Mr. Everyday Dollar has a confession: he loves pizza! Some may even call him a pizza eating machine. He could eat pizza for breakfast (with coffee) and be in absolute heaven.
As much as I like to go out to eat, I know that it hurts my dollars in the worst way. In fact, one of my favorite pizza places in town puts a big dent in my wallet. Here would be a typical bill breakdown at this pizza joint (for two people):
1 margherita pizza: $9.50
1 margherita pizza: $9.50
1 bottle of red wine: $20.00
Total = $39.00
Total out the door, including $2.15 in tax and a $6.00 tip = $47.15
That’s a good chunk of change and doesn’t even include a movie yet! One of my favorite things to make at home is pizza. I am going to give you all my secrets to making pizza that is just as good, if not better, than the margherita pizza I’ve been happy to fork over $9.50 for.
Here are the supplies you need:
- First, I assume you have an oven. If so, you are off to a great start!

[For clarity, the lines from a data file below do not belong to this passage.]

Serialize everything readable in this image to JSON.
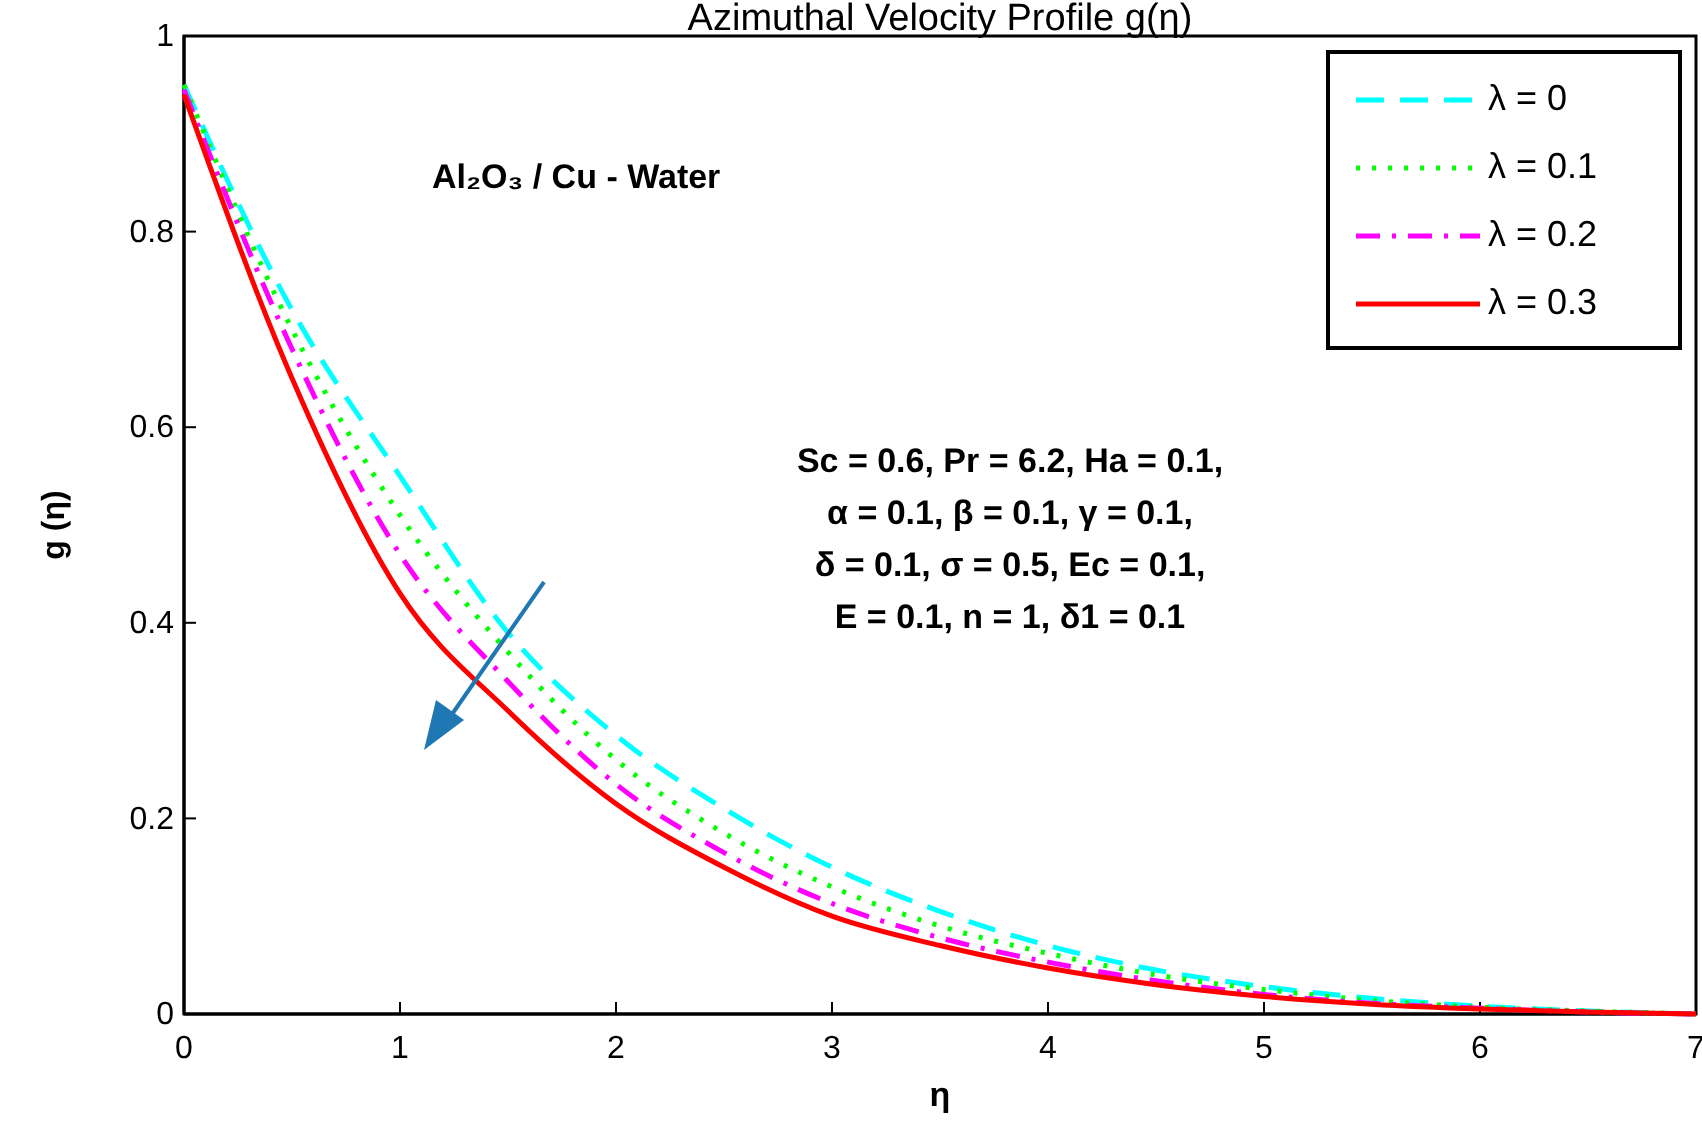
{
  "chart_data": {
    "type": "line",
    "title": "Azimuthal Velocity Profile g(η)",
    "xlabel": "η",
    "ylabel": "g (η)",
    "x": [
      0,
      0.5,
      1,
      1.5,
      2,
      2.5,
      3,
      3.5,
      4,
      4.5,
      5,
      5.5,
      6,
      6.5,
      7
    ],
    "series": [
      {
        "name": "λ = 0",
        "color": "#00ffff",
        "line_style": "dashed",
        "values": [
          0.95,
          0.72,
          0.55,
          0.39,
          0.285,
          0.21,
          0.15,
          0.105,
          0.07,
          0.045,
          0.028,
          0.016,
          0.008,
          0.003,
          0
        ]
      },
      {
        "name": "λ = 0.1",
        "color": "#00ff00",
        "line_style": "dotted",
        "values": [
          0.95,
          0.7,
          0.51,
          0.37,
          0.26,
          0.185,
          0.13,
          0.09,
          0.062,
          0.04,
          0.025,
          0.014,
          0.007,
          0.003,
          0
        ]
      },
      {
        "name": "λ = 0.2",
        "color": "#ff00ff",
        "line_style": "dashdot",
        "values": [
          0.945,
          0.68,
          0.47,
          0.34,
          0.235,
          0.165,
          0.113,
          0.078,
          0.053,
          0.034,
          0.02,
          0.011,
          0.006,
          0.002,
          0
        ]
      },
      {
        "name": "λ = 0.3",
        "color": "#ff0000",
        "line_style": "solid",
        "values": [
          0.94,
          0.65,
          0.43,
          0.31,
          0.215,
          0.15,
          0.1,
          0.07,
          0.047,
          0.03,
          0.018,
          0.01,
          0.005,
          0.002,
          0
        ]
      }
    ],
    "xlim": [
      0,
      7
    ],
    "xticks": [
      0,
      1,
      2,
      3,
      4,
      5,
      6,
      7
    ],
    "ylim": [
      0,
      1
    ],
    "yticks": [
      0,
      0.2,
      0.4,
      0.6,
      0.8,
      1
    ],
    "grid": false,
    "legend": "top right",
    "marker": "none",
    "annotations": [
      "Al₂O₃ / Cu - Water",
      "Sc = 0.6, Pr = 6.2, Ha = 0.1,\nα = 0.1, β = 0.1, γ = 0.1,\nδ = 0.1, σ = 0.5, Ec = 0.1,\nE = 0.1, n = 1, δ1 = 0.1"
    ]
  }
}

- I like to use a pizza stone and pizza peel. I have had these items for awhile and if you buy quality ones, they will give you years of great pizza making service. I have a rather generic peel that I don’t even remember where it came from (either this metal one or less expensive wood one would suffice) and I have this superb 16-inch pizza stone. If you don’t want to invest in a pizza stone, you can use a much cheaper half-inch quarry tile. Just be sure it is unglazed, as a glazed one would definitely have chemical coatings you do not want. I didn’t want to risk using a potentially non-food grade quarry tile, glazed or unglazed, so I opted for the pizza stone.
- Pizza cutter.
- A food processor or blender for making sauce.
I usually make margherita pizza but the options are endless. I like the margherita because it’s simple and delicious. Win.
Here are the ingredients you need:
- Pizza dough – can be a store-bought ball, otherwise make your own with this recipe.
- Sauce – in a food processor, blend a 28-oz can of plum tomatoes, 1-2 garlic cloves, a pinch or two of sugar, basil, oregano, salt and a drizzle of olive oil, tasting as you go to get it just how you want.
- Fresh basil – as a topping after the pizza comes out of the oven. I have a small basil plant I harvest from.
- Mozzarella – Use fresh mozzarella balls. These hold a lot of moisture, so be sure to press them into a paper towel to remove excess liquid.
Here is what you do:
- Crank the oven to its highest setting (mine goes to 550 degrees) and have the pizza stone on the lowest rack.
- If using a dough ball from the store, I split it into 2 balls and on the floured peel, I punch the ball down making sure I get all the air bubbles out. It’s about 8 inches after this. I then stretch the dough by picking it up by the edge and quickly moving my hands around the perimeter, letting gravity pull it down. I end up with about a 16-inch disk after this.
- Add a layer of sauce and slices of mozzarella.
- Slide the pizza from the peel onto the stone in the pre-heated oven.
- Bake the pizza until the cheese starts to melt, usually 3 or 4 minutes, then turn the oven to broil to brown the top. The pizza is done when the cheese is fully melted, bubbling and starting to show signs of browning. The crust will be golden brown.
- Remove pizza, let cool for a few minutes, cut it into slices and enjoy!
Here’s the breakdown for the 2 margherita pizzas I made at the Mr. Everyday Dollar Restaurant, and the “bottle” of wine consumed:
1 store bought dough ball: $2.99
1 (28-oz) can whole plum tomatoes: $2.79
1 container fresh mozzarella balls: $3.60
1/4 of a 3 Liter Banrock Station Cabernet box of wine: $3.25
Total = $12.63
What’s the difference between going out to eat for pizza and wine and making the same thing at home?
Restaurant $47.15 – Home $12.63 = $34.52 in savings!
Think about this every time you are about to shell out your dollars at that restaurant!